Dorf Zechlin (RA) Insgesamt 18 Frauen und Männer haben am Sonntag an der Norddeutschen Meisterschaft der Barkeeper in Dorf Zechlin teilgenommen.
Für Spannung – und Genuss – war gesorgt. Wettkampfort war zum dritten
Mal das Hotel Gutenmorgen in Beckersmühle bei Dorf Zechlin, das nach den Worten von Guido Fanslau von der Berlin-Brandenburgischen Sektion der Barkeeper-Union mit einer perfekten Organisation aufwartete.
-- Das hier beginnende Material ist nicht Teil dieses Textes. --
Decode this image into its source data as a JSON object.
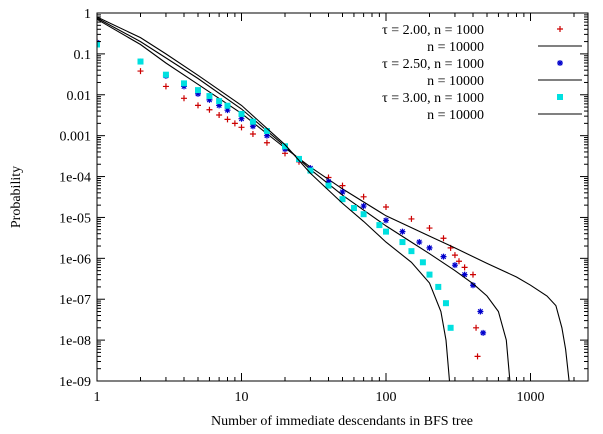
{
  "chart_data": {
    "type": "scatter",
    "title": "",
    "xlabel": "Number of immediate descendants in BFS tree",
    "ylabel": "Probability",
    "xscale": "log",
    "yscale": "log",
    "xlim": [
      1,
      2500
    ],
    "ylim": [
      1e-09,
      1
    ],
    "x_ticks": [
      {
        "value": 1,
        "label": "1"
      },
      {
        "value": 10,
        "label": "10"
      },
      {
        "value": 100,
        "label": "100"
      },
      {
        "value": 1000,
        "label": "1000"
      }
    ],
    "y_ticks": [
      {
        "value": 1,
        "label": "1"
      },
      {
        "value": 0.1,
        "label": "0.1"
      },
      {
        "value": 0.01,
        "label": "0.01"
      },
      {
        "value": 0.001,
        "label": "0.001"
      },
      {
        "value": 0.0001,
        "label": "1e-04"
      },
      {
        "value": 1e-05,
        "label": "1e-05"
      },
      {
        "value": 1e-06,
        "label": "1e-06"
      },
      {
        "value": 1e-07,
        "label": "1e-07"
      },
      {
        "value": 1e-08,
        "label": "1e-08"
      },
      {
        "value": 1e-09,
        "label": "1e-09"
      }
    ],
    "legend_position": "top-right",
    "grid": false,
    "series": [
      {
        "name": "τ = 2.00, n = 1000",
        "marker": "plus",
        "color": "#cc0000",
        "points": [
          [
            1,
            0.2
          ],
          [
            2,
            0.038
          ],
          [
            3,
            0.016
          ],
          [
            4,
            0.0082
          ],
          [
            5,
            0.0055
          ],
          [
            6,
            0.0043
          ],
          [
            7,
            0.0032
          ],
          [
            8,
            0.0025
          ],
          [
            9,
            0.002
          ],
          [
            10,
            0.0016
          ],
          [
            12,
            0.0011
          ],
          [
            15,
            0.00067
          ],
          [
            20,
            0.00037
          ],
          [
            25,
            0.00023
          ],
          [
            30,
            0.00016
          ],
          [
            40,
            9.5e-05
          ],
          [
            50,
            6e-05
          ],
          [
            70,
            3.2e-05
          ],
          [
            100,
            1.8e-05
          ],
          [
            150,
            9.2e-06
          ],
          [
            200,
            5.5e-06
          ],
          [
            250,
            3.1e-06
          ],
          [
            280,
            1.8e-06
          ],
          [
            300,
            1.2e-06
          ],
          [
            320,
            8.5e-07
          ],
          [
            350,
            6e-07
          ],
          [
            400,
            4e-07
          ],
          [
            420,
            2e-08
          ],
          [
            430,
            4e-09
          ]
        ]
      },
      {
        "name": "n = 10000",
        "marker": "line",
        "color": "#000000",
        "points": [
          [
            1,
            0.7
          ],
          [
            2,
            0.17
          ],
          [
            3,
            0.06
          ],
          [
            5,
            0.018
          ],
          [
            10,
            0.0035
          ],
          [
            20,
            0.0005
          ],
          [
            30,
            0.00017
          ],
          [
            50,
            5e-05
          ],
          [
            100,
            1.1e-05
          ],
          [
            200,
            3.5e-06
          ],
          [
            300,
            1.8e-06
          ],
          [
            500,
            7.5e-07
          ],
          [
            800,
            3.5e-07
          ],
          [
            1000,
            2.2e-07
          ],
          [
            1300,
            1.2e-07
          ],
          [
            1500,
            7e-08
          ],
          [
            1650,
            2e-08
          ],
          [
            1750,
            6e-09
          ],
          [
            1850,
            1e-09
          ]
        ]
      },
      {
        "name": "τ = 2.50, n = 1000",
        "marker": "star",
        "color": "#0000cc",
        "points": [
          [
            1,
            0.19
          ],
          [
            2,
            0.065
          ],
          [
            3,
            0.029
          ],
          [
            4,
            0.016
          ],
          [
            5,
            0.0105
          ],
          [
            6,
            0.0075
          ],
          [
            7,
            0.0055
          ],
          [
            8,
            0.0042
          ],
          [
            10,
            0.0026
          ],
          [
            12,
            0.0017
          ],
          [
            15,
            0.001
          ],
          [
            20,
            0.00047
          ],
          [
            25,
            0.00026
          ],
          [
            30,
            0.00016
          ],
          [
            40,
            7.5e-05
          ],
          [
            50,
            4.2e-05
          ],
          [
            70,
            1.9e-05
          ],
          [
            100,
            8.5e-06
          ],
          [
            130,
            4.5e-06
          ],
          [
            170,
            2.5e-06
          ],
          [
            200,
            1.8e-06
          ],
          [
            250,
            1.1e-06
          ],
          [
            300,
            6.8e-07
          ],
          [
            350,
            4e-07
          ],
          [
            400,
            2.2e-07
          ],
          [
            450,
            5e-08
          ],
          [
            470,
            1.5e-08
          ]
        ]
      },
      {
        "name": "n = 10000",
        "marker": "line",
        "color": "#000000",
        "points": [
          [
            1,
            0.75
          ],
          [
            2,
            0.2
          ],
          [
            3,
            0.08
          ],
          [
            5,
            0.025
          ],
          [
            10,
            0.0045
          ],
          [
            20,
            0.00055
          ],
          [
            30,
            0.00015
          ],
          [
            50,
            3.5e-05
          ],
          [
            100,
            6.2e-06
          ],
          [
            150,
            2.5e-06
          ],
          [
            200,
            1.3e-06
          ],
          [
            300,
            5e-07
          ],
          [
            400,
            2.4e-07
          ],
          [
            500,
            1.2e-07
          ],
          [
            600,
            5e-08
          ],
          [
            680,
            1e-08
          ],
          [
            720,
            1e-09
          ]
        ]
      },
      {
        "name": "τ = 3.00, n = 1000",
        "marker": "square",
        "color": "#00e0e0",
        "points": [
          [
            1,
            0.17
          ],
          [
            2,
            0.065
          ],
          [
            3,
            0.031
          ],
          [
            4,
            0.019
          ],
          [
            5,
            0.013
          ],
          [
            6,
            0.0093
          ],
          [
            7,
            0.007
          ],
          [
            8,
            0.0054
          ],
          [
            10,
            0.0034
          ],
          [
            12,
            0.0022
          ],
          [
            15,
            0.0013
          ],
          [
            20,
            0.00055
          ],
          [
            25,
            0.00027
          ],
          [
            30,
            0.00014
          ],
          [
            40,
            6e-05
          ],
          [
            50,
            2.8e-05
          ],
          [
            60,
            1.7e-05
          ],
          [
            70,
            1.2e-05
          ],
          [
            90,
            6.5e-06
          ],
          [
            100,
            4.5e-06
          ],
          [
            130,
            2.5e-06
          ],
          [
            150,
            1.5e-06
          ],
          [
            180,
            8e-07
          ],
          [
            200,
            4e-07
          ],
          [
            230,
            2e-07
          ],
          [
            260,
            8e-08
          ],
          [
            280,
            2e-08
          ]
        ]
      },
      {
        "name": "n = 10000",
        "marker": "line",
        "color": "#000000",
        "points": [
          [
            1,
            0.8
          ],
          [
            2,
            0.25
          ],
          [
            3,
            0.1
          ],
          [
            5,
            0.03
          ],
          [
            10,
            0.0055
          ],
          [
            20,
            0.0006
          ],
          [
            30,
            0.00012
          ],
          [
            50,
            2.2e-05
          ],
          [
            70,
            8e-06
          ],
          [
            100,
            2.5e-06
          ],
          [
            150,
            8e-07
          ],
          [
            200,
            2.5e-07
          ],
          [
            240,
            5e-08
          ],
          [
            260,
            1e-08
          ],
          [
            275,
            1e-09
          ]
        ]
      }
    ]
  }
}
Zahlreiche
Gäste des Hotels, aber auch Besucher, die extra wegen der Meisterschaft einen Ausflug nach Beckersmühle unternommen hatten, verfolgten mit
Spannung den Wettbewerb. Wer wollte, konnte die Cocktail-Kreationen sogar probieren. Vor dem eigentlichen Wettkampf hatte jeder Starter für die
individuelle Vorbereitung 15 Minuten Zeit. Doch dann wurde es ernst. In gerade mal sechs Minuten mussten die Teilnehmer aus Mecklenburg-Vorpommern, aus Berlin und Brandenburg sowie aus Hamburg, Lübeck und Bremen, ihren Cocktail mixen und damit sechs Gläser füllen – immer
unter den Augen einer kritischen Jury.
Mit acht Teilnehmern waren Berlin und das Land Brandenburg am stärksten vertreten. Und wie bereits im Vorjahr hatte mit Linda Kosmowski und Patrick
Lawerenz das gastgebende Hotel gleich zwei Starter in den Wettstreit geschickt. Aber auch aus namhaften Hotels, wie dem „Roma“ und dem „Großer Kurfürst“ in Berlin, dem „Esplanade“ in Bad Saarow, der „Steinbar“
in Prerow und der „Villa Salve“ im Ostseebad Binz waren Teilnehmer angereist.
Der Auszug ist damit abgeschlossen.